Rose Cook Monk, 51, of Dudley, who runs the Duncan Edwards Foundation, received the Sporting Heritage Award and the Covid Superstar Award from Dudley CVS [Council For Voluntary Service].
It was to recognise Rose’s efforts in supporting frontline health workers amid the pandemic and running a museum about Duncan.
Rose said: “During lockdown we distributed 10,000 pieces of PPE [personal protective equipment] to care workers.
“We donated food to the food bank and donated care packages to NHS staff, which involved things like hand cream and lip balm for the staff that were working on Covid wards and emergency.
She continued: “We opened a museum on August 16 which we now have extended. When lockdown was lifted and people could come out again, we had such a high intake of visitors. In about six weeks, nearly 600 people came so we extended the museum into another room.
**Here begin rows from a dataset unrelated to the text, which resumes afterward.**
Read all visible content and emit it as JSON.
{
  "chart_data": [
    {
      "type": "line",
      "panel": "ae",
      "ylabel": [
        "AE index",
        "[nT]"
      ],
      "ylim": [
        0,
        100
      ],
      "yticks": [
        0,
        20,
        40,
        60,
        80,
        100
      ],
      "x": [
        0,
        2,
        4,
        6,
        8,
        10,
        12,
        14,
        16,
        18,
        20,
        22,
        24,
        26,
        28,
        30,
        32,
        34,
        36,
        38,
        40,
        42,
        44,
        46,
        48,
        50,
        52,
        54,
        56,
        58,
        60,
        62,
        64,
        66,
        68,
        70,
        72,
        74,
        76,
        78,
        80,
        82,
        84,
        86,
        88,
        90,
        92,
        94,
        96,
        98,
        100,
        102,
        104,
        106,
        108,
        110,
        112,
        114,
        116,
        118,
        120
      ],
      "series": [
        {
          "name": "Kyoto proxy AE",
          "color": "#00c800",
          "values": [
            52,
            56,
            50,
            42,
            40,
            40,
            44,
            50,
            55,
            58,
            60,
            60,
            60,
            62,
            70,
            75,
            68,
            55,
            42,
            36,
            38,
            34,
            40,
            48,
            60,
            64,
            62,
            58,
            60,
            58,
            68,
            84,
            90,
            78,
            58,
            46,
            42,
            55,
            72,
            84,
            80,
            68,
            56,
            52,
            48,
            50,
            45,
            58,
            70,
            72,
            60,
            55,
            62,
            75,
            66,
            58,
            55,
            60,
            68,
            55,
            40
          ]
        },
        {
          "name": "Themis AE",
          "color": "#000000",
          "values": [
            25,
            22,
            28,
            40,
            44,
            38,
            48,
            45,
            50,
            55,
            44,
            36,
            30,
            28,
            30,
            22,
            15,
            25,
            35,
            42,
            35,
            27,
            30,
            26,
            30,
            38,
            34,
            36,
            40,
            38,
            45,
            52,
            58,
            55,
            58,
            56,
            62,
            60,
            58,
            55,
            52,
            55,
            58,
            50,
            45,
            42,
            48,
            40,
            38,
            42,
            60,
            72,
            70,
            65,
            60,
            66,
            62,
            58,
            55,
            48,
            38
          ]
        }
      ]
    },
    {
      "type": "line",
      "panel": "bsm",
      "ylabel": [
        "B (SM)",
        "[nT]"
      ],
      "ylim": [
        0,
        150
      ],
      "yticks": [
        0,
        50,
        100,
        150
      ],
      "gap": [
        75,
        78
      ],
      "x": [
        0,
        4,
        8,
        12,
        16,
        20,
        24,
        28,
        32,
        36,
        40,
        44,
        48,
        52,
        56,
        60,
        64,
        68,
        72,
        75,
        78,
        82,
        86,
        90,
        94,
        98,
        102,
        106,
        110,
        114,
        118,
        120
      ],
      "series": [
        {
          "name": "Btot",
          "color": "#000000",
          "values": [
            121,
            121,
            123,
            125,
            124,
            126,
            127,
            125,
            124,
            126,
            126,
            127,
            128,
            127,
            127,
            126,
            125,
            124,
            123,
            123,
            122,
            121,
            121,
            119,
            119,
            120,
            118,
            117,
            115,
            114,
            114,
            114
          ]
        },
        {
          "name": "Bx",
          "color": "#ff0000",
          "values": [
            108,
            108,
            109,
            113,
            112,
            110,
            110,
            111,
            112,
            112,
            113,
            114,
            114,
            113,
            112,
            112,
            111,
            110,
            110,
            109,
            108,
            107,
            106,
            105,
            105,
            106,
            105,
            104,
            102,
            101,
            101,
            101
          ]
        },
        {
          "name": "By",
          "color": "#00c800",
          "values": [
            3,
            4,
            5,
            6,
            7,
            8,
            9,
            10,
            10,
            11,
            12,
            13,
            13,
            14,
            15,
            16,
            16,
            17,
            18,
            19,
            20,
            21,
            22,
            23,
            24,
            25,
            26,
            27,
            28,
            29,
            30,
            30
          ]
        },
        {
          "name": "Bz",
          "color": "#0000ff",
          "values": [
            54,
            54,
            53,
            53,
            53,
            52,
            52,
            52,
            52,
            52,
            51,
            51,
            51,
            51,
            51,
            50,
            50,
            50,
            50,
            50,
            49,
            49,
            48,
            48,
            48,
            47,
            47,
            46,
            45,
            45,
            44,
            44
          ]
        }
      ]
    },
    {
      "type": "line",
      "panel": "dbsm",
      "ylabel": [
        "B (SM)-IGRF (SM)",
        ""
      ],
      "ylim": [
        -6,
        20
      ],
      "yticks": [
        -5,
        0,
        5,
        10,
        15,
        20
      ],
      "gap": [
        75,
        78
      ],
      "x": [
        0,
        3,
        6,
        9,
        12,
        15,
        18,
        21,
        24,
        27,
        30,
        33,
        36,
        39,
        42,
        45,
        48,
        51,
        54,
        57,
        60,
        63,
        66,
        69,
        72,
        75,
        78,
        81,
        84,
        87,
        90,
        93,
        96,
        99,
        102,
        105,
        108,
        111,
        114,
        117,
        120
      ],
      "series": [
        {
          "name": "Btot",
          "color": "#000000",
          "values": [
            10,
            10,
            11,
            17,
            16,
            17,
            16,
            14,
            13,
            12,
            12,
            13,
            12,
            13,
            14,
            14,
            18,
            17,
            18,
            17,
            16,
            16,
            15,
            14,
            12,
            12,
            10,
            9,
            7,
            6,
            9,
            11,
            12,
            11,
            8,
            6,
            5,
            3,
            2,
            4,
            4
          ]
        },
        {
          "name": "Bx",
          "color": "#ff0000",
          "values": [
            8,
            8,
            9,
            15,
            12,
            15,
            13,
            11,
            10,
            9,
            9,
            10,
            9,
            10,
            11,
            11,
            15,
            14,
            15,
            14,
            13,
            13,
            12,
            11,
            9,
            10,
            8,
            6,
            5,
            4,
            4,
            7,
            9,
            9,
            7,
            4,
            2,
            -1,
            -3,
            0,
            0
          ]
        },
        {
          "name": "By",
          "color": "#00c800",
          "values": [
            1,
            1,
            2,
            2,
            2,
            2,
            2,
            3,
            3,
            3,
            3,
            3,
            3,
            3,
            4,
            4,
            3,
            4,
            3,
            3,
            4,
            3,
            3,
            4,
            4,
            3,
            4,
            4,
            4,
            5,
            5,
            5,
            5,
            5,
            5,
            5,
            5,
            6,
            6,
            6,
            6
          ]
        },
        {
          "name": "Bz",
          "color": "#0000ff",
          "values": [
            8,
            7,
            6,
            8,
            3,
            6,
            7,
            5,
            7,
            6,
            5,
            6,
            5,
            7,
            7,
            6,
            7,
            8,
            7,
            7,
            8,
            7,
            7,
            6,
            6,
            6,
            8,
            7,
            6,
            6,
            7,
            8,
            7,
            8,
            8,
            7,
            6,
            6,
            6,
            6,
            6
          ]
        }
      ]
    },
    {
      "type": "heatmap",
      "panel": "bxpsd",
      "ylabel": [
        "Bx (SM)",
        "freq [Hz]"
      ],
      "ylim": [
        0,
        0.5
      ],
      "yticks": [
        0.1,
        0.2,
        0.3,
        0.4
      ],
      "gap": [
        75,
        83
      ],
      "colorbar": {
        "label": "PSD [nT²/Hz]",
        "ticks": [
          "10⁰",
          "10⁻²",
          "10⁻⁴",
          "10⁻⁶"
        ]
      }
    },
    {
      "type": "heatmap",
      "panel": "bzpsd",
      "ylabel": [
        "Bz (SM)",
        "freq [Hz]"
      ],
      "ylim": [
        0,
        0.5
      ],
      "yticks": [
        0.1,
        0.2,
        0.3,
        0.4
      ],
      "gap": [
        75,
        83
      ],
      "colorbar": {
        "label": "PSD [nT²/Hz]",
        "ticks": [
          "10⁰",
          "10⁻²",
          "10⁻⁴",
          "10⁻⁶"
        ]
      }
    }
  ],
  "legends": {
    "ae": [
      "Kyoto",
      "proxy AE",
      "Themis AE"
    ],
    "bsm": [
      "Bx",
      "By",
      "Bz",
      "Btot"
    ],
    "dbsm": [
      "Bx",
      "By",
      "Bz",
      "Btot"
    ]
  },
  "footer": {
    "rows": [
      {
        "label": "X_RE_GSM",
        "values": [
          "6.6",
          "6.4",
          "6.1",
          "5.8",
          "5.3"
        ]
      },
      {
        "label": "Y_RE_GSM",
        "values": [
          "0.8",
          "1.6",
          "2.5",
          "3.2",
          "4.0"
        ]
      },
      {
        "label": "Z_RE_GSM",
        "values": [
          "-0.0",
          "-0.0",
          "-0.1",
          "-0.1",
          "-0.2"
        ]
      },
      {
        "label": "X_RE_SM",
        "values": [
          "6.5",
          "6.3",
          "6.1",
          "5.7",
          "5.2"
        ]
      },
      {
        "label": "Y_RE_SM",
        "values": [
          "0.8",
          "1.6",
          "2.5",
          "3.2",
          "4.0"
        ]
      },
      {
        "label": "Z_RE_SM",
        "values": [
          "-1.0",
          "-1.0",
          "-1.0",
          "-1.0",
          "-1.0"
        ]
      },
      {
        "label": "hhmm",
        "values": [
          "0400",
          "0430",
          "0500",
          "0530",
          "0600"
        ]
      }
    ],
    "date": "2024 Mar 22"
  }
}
“[The award was for] keeping the heritage of Duncan and the Black Country alive.”
Duncan Edwards was a famous footballer who was born in Dudley in 1936. He went on to play for Manchester United and England.
But he died on February 21, 1958, following a plane crash in Munich, Germany, two weeks earlier, on February 6 - where seven of his teammates and 14 other passengers died at the scene.
Rose decided to set up the foundation and honour his memory.
In February, 2018, a service was held at his former church, called St Francis Church in Laurel Road, Dudley, where Manchester United fans, Duncan’s family, former Wolves player Mel Eves and Rose gathered to honour his memory, on the 60th anniversary of the fatal air crash.
The Duncan Edwards museum is located above Black Country T-Shirts, in Dudley town centre.